# taz.de -- Busan Film Festival in Korea: Cineastischer Mittelfinger
       
       > Das Filmfestival im südkoreanischen Busan ist das relevanteste in
       > Ostasien. Der 20. Jahrgang schwächelte, aber es gab dennoch Highlights.
       
 (IMG) Bild: Empfindliche Ohren als Folge der Radioaktivität von Fukushima: Szene aus Kim Ki-duks Film „Stop“.
       
       Da schreitet Kim Ki-duk ganz unangekündigt auf die Bühne des Kinosaals.
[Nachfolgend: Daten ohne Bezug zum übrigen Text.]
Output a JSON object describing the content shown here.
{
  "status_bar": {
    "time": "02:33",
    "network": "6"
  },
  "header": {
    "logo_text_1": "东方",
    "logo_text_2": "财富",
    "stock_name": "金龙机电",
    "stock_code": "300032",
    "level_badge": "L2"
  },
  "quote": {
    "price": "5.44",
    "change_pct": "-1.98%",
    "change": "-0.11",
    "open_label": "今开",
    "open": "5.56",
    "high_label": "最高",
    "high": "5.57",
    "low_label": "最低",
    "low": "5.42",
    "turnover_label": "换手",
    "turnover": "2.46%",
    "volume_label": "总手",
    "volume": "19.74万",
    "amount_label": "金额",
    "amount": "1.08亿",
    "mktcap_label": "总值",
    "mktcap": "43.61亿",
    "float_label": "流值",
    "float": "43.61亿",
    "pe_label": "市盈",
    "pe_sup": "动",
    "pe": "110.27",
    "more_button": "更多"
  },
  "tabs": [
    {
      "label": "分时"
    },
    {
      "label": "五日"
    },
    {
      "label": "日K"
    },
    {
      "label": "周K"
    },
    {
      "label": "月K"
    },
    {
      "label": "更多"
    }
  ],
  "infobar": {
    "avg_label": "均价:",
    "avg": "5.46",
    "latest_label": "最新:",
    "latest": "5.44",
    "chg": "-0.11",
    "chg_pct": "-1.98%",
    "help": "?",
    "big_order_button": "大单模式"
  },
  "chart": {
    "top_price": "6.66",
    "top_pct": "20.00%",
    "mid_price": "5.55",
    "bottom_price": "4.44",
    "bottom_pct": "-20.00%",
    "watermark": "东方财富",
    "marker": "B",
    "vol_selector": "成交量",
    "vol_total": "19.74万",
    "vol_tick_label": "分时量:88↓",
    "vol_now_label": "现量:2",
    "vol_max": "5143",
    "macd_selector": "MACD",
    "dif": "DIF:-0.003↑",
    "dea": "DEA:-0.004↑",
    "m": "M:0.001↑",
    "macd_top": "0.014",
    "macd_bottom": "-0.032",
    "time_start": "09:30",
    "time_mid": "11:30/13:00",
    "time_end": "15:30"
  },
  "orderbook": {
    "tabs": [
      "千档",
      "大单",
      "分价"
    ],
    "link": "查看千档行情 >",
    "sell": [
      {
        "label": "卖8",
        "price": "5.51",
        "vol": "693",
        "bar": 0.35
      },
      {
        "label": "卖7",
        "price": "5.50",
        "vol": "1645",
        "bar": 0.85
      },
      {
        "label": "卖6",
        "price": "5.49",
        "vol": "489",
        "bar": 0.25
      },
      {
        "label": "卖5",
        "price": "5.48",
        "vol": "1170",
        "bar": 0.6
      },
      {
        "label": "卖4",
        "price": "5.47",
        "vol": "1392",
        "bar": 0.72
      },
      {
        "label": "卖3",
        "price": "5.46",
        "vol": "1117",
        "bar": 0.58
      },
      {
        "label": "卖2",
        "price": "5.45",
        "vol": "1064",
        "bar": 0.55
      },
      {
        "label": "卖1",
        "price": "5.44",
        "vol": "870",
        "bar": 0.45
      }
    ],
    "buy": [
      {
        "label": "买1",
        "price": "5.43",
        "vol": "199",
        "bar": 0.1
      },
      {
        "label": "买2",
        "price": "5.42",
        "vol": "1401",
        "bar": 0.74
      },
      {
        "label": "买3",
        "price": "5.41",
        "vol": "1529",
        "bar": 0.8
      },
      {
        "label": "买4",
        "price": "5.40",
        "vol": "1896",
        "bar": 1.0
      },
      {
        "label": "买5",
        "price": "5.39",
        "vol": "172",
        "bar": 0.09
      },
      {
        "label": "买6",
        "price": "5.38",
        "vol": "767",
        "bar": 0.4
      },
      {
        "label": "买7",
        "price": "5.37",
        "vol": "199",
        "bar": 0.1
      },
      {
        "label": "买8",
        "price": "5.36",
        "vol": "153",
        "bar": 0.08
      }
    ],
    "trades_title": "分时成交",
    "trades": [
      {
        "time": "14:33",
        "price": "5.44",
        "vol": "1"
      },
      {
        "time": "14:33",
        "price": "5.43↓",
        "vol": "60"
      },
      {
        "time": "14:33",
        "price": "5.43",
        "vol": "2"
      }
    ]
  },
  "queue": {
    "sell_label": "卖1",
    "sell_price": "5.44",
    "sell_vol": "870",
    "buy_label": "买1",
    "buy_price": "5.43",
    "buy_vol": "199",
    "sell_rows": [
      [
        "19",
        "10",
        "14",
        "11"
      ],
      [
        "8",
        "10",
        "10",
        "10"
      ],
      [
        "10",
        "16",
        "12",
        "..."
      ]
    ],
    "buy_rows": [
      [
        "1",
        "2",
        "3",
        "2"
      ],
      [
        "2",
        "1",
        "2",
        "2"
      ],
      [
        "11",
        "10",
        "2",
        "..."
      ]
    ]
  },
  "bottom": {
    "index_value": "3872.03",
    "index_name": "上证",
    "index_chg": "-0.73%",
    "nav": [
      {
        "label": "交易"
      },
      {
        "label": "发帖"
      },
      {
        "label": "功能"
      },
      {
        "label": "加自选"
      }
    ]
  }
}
Die
       Arme wie immer verschränkt, die grauen Haarsträhnen zum Zopf gebunden. Und
       ausgerechnet die erste Frage aus dem Publikum wirkt wie Salz auf die noch
       frischen Wunden des 54-jährigen Autorenfilmers: Warum er denn immer
       provozieren müsse, fragt ein Zuschauer zaghaft – und möchte wohl vor allem
       wissen, warum Kim Ki-duk sein Heimatland seit zwei Jahrzehnten filmisch
       durch den Dreck zieht. Treffender lässt sich das Verhältnis zwischen
       Südkorea und seinem wohl umstrittensten Regisseur nicht beschreiben.
       
       Allein die Eingangsszenen seines 2012 erschienen Films „Pieta“ enthielten
       solch exzessive Brutalität, wie sie die komplette Filmografie eines
       durchschnittlichen Hollywoodregisseurs nicht hergibt. Auch die
       Kapitalismuskritik hat selten jemand so wuchtig formuliert wie Kim. Dafür
       liebt ihn das europäische Festivalpublikum. Dafür verschmähen ihn seine
       Landesgenossen.
       
       Es brauchte nur einen spektakulären Flop, den Rache-Thriller „One on One“
       im letzten Jahr, und schon ließen ihn seine koreanischen Geldgeber fallen.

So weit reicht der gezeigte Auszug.